Anggota Komisi VII DPR RI Fraksi Golkar Satya W. Yudha mengatakan fraksinya akan menyetujui usulan pemerintah untuk memberikan subsidi pada sektor tersebut. Pasalnya untuk membangkitkan kembali EBT perlu peran pemerintah untuk support yaitu memberikan subsidi.
"Energi baru terbarukan akan bisa bersaing jika ada subsidi dari pemerintah. Apalagi dalam kondisi harga minyak dunia saat ini masih rendah (harga)," ujar Satya kepada KONTAN, Rabu (7/9).

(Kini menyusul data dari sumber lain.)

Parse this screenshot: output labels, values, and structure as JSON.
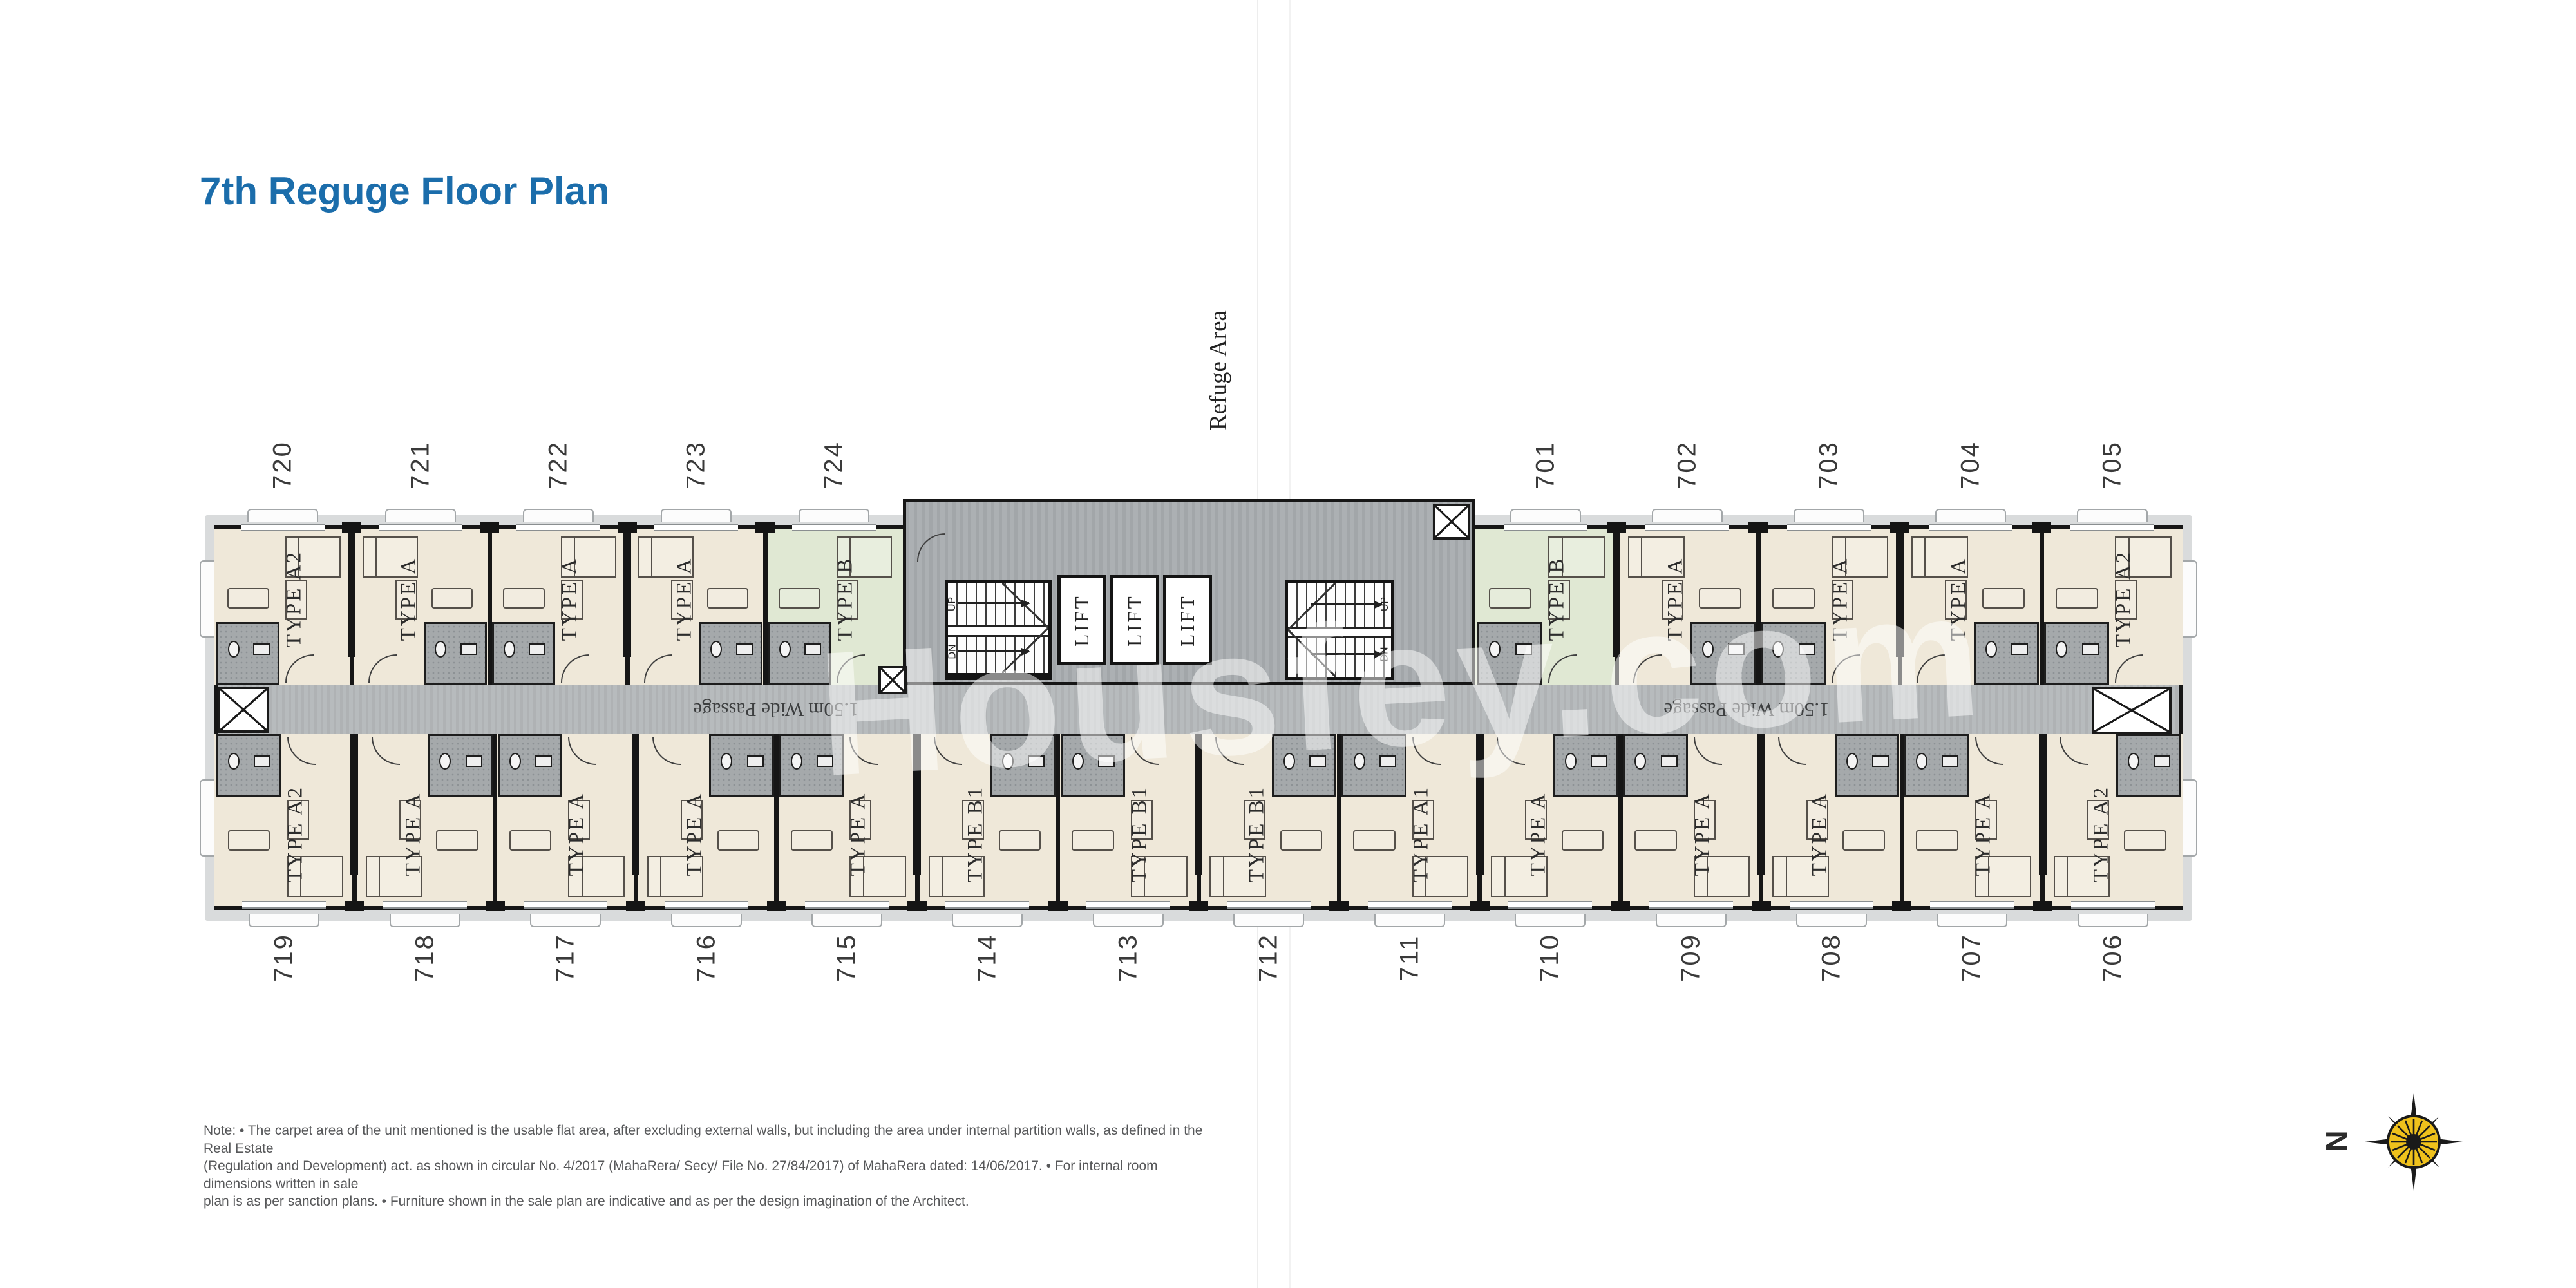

Subsidi ini akan terus dilakukan selama harga pasar masih terlalu mahal. Jika kondisi harga sudah tidak lagi mahal dan masyarakat mampu membelinya maka subsidi tidak diperlukan lagi.
Namun Satya tidak bisa memprediksi sampai kapan subsidi ini akan berjalan. "Ini juga butuh konsistensi dari pemerintah," katanya.
Pemerintah dalam Kebijakan Energi Nasional (KEN) telah mematok target porsi EBT sebesar 23% dalam bauran energi tahun 2025. Plt Menteri Energi dan Sumber Daya Mineral (ESDM) Luhut Binsar Panjaitan mengatakan untuk mencapai itu perlu adanya subsidi. "EBT itu kalau nggak disubsidi tidak akan sampai 23% pada 2025," ungkapnya.
Dia memberikan contoh solar cell itu disubsidi karena harganya lebih tinggi dari Biaya Pokok Produksi (BPP) listrik PLN. Jadi kalau tidak diberikan subsidi maka tidak akan ada yang mau berinvestasi pada sektor ini karena biayanya tinggi.